Jarrod Kerr, chief economist at Kiwibank, says this is likely to mean between 40,000 and 50,000 more homes will be needed.
Some immigrants rent their homes rather than buy them, but this additional rental demand could also boost the real estate market.
More flexible credit standards
Kelvin Davidson, chief property economist at Corelogic, said it was now easier to get a mortgage, which had helped prices.
From June 1, banks were allowed to lend 5% of their new loans to investor borrowers with 35% of deposits, compared to 40% previously.
They were also allowed to lend 15% of new loans to owner-occupiers at 20%, instead of 10% previously.
That, coupled with a change in Consumer Credit Contracts and Finance Act (CCCFA) rules, means an increase in activity, Davidson said.
“The latest figures show a significant rise in the share of investor loans taking out with a deposit of between 35% to 40%. If you had a 37% deposit in May, your account was closed but as of June 1, you can get in. This has not led to an increase Large in number of investors but for this group, they were more active.
“We have also seen that the share of lending going to owners at a low deposit level has also risen.”
Interest rates may reach their peak
Interest rates are higher than they have been in years, but the fact that they probably won’t rise much is drawing people back, Davidson said.

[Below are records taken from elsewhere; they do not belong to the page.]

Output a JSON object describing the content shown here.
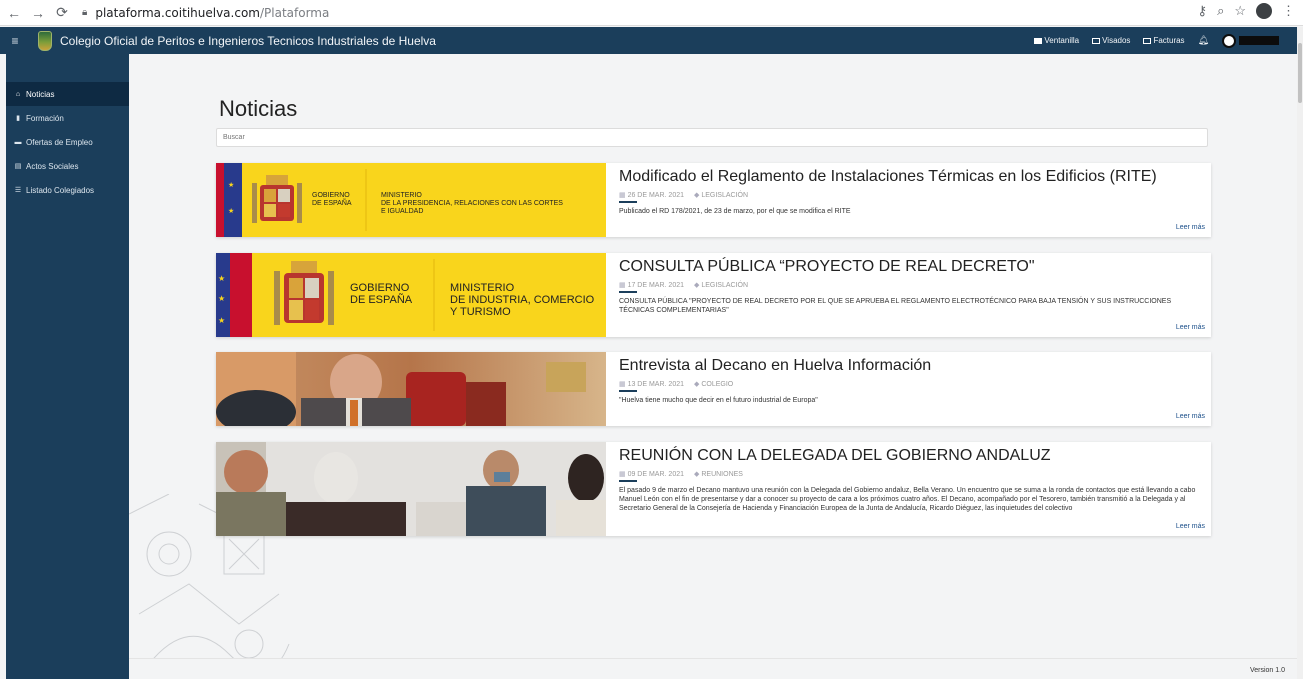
{
  "browser": {
    "url_host": "plataforma.coitihuelva.com",
    "url_path": "/Plataforma"
  },
  "header": {
    "title": "Colegio Oficial de Peritos e Ingenieros Tecnicos Industriales de Huelva",
    "menu": [
      {
        "label": "Ventanilla",
        "icon": "window-icon"
      },
      {
        "label": "Visados",
        "icon": "document-icon"
      },
      {
        "label": "Facturas",
        "icon": "invoice-icon"
      }
    ]
  },
  "sidebar": {
    "items": [
      {
        "label": "Noticias",
        "icon": "home-icon",
        "active": true
      },
      {
        "label": "Formación",
        "icon": "book-icon",
        "active": false
      },
      {
        "label": "Ofertas de Empleo",
        "icon": "briefcase-icon",
        "active": false
      },
      {
        "label": "Actos Sociales",
        "icon": "newspaper-icon",
        "active": false
      },
      {
        "label": "Listado Colegiados",
        "icon": "list-icon",
        "active": false
      }
    ]
  },
  "main": {
    "title": "Noticias",
    "search_placeholder": "Buscar",
    "read_more_label": "Leer más",
    "news": [
      {
        "title": "Modificado el Reglamento de Instalaciones Térmicas en los Edificios (RITE)",
        "date": "26 DE MAR. 2021",
        "category": "LEGISLACIÓN",
        "summary": "Publicado el RD 178/2021, de 23 de marzo, por el que se modifica el RITE",
        "image_left": "GOBIERNO\nDE ESPAÑA",
        "image_right": "MINISTERIO\nDE LA PRESIDENCIA, RELACIONES CON LAS CORTES\nE IGUALDAD"
      },
      {
        "title": "CONSULTA PÚBLICA “PROYECTO DE REAL DECRETO\"",
        "date": "17 DE MAR. 2021",
        "category": "LEGISLACIÓN",
        "summary": "CONSULTA PÚBLICA \"PROYECTO DE REAL DECRETO POR EL QUE SE APRUEBA EL REGLAMENTO ELECTROTÉCNICO PARA BAJA TENSIÓN Y SUS INSTRUCCIONES TÉCNICAS COMPLEMENTARIAS\"",
        "image_left": "GOBIERNO\nDE ESPAÑA",
        "image_right": "MINISTERIO\nDE INDUSTRIA, COMERCIO\nY TURISMO"
      },
      {
        "title": "Entrevista al Decano en Huelva Información",
        "date": "13 DE MAR. 2021",
        "category": "COLEGIO",
        "summary": "\"Huelva tiene mucho que decir en el futuro industrial de Europa\""
      },
      {
        "title": "REUNIÓN CON LA DELEGADA DEL GOBIERNO ANDALUZ",
        "date": "09 DE MAR. 2021",
        "category": "REUNIONES",
        "summary": "El pasado 9 de marzo el Decano mantuvo una reunión con la Delegada del Gobierno andaluz, Bella Verano. Un encuentro que se suma a la ronda de contactos que está llevando a cabo Manuel León con el fin de presentarse y dar a conocer su proyecto de cara a los próximos cuatro años. El Decano, acompañado por el Tesorero, también transmitió a la Delegada y al Secretario General de la Consejería de Hacienda y Financiación Europea de la Junta de Andalucía, Ricardo Diéguez, las inquietudes del colectivo"
      }
    ]
  },
  "footer": {
    "version": "Version 1.0"
  },
  "colors": {
    "header_bg": "#1b3e5b",
    "sidebar_active": "#0e2a43",
    "gov_yellow": "#f9d51c",
    "flag_red": "#c8102e"
  }
}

“It’s a bit of a nuanced issue because interest rates are still high, but more people believe they won’t get any worse. They can say what things look like in the worst case scenario. If I’m comfortable with that, since I still have a job, I can make some decisions. No. Not only do they reach climax, but there is a psychological element as well.
Chris McKean/Staff
Home prices are likely to rise after the election, regardless of who wins, says Satish Ranchod, chief economist at Westpac.
No new listings
The number of people wanting to put their homes on the market has declined significantly over the past year and reached record levels in the middle of this year.
Realestate.co.nz spokeswoman Vanessa Williams said there had been a number of consecutive months this year when listing numbers fell by double-digit percentages compared to the previous year.

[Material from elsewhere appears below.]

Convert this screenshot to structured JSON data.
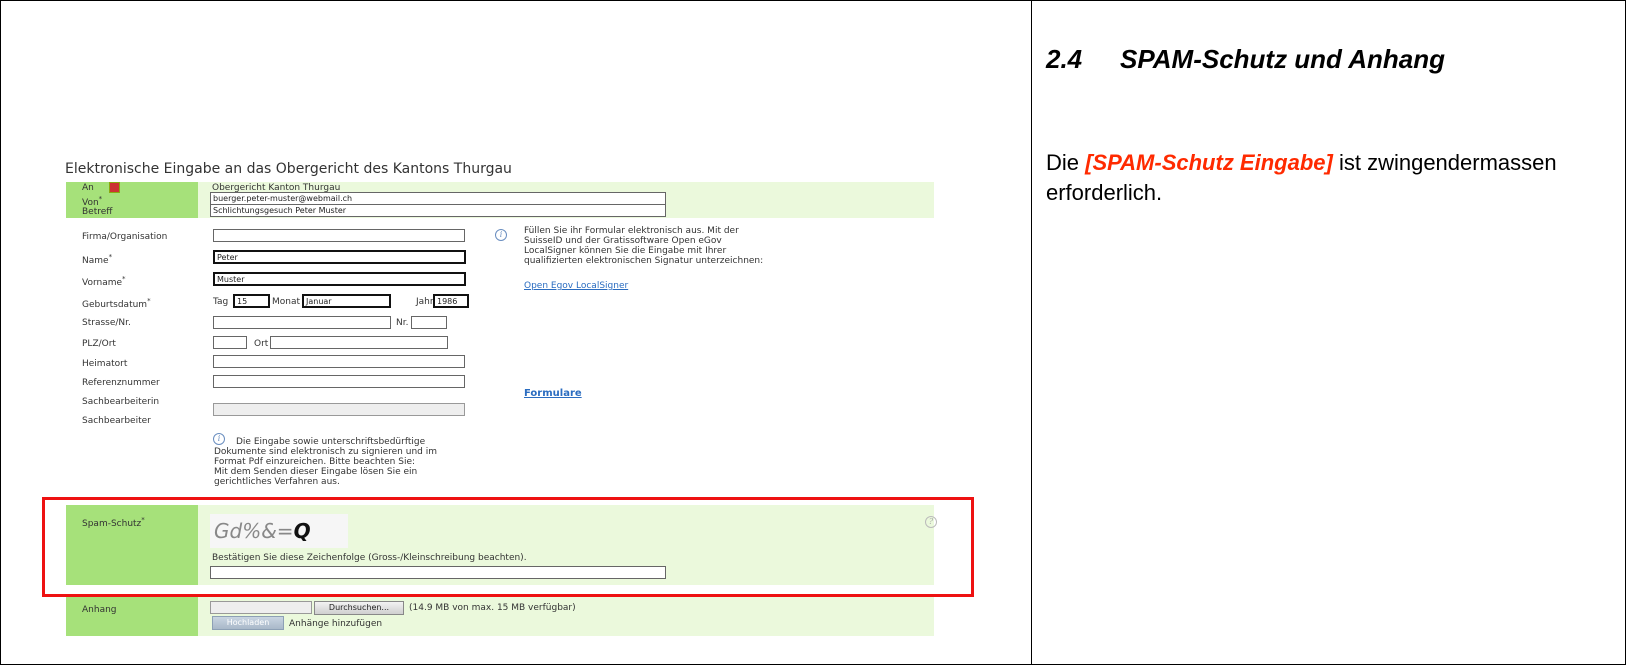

“The lack of listings combined with higher sales means less inventory on the market,” Davidson said. “Buyers who are out there, who have financing, have fewer options in the market.”
This means that people have to compete more for desirable places.
Strong job market
The labor market was resilient to the economic downturn. The unemployment rate remains at 3.6%. Davidson said that limited the extent of the economic downturn, because fewer people had to sell, and gave people more confidence about making decisions.
There may also be a sixth factor driving the recovery, he said.
“People look at all these things, and there’s a trust factor, and the mindset starts to shift.”
Davidson said he does not expect prices to rise significantly.
“The housing market always tends to surprise, and I wouldn’t rule out a faster recovery, but look at the fact that prices are still high – they have come down but they are still very high – interest rates are not going to go down and anytime soon, there will likely be caps on interest rates. Debt to income next year, it’s hard to see a significant or sustained uptick. That boom we saw post-Covid, it’s hard to see that repeated.
He said the National Party’s policies would lead to higher prices overall if it wins the election. Some investors may also try to enter the market before potential limits on the amount they can borrow relative to their income.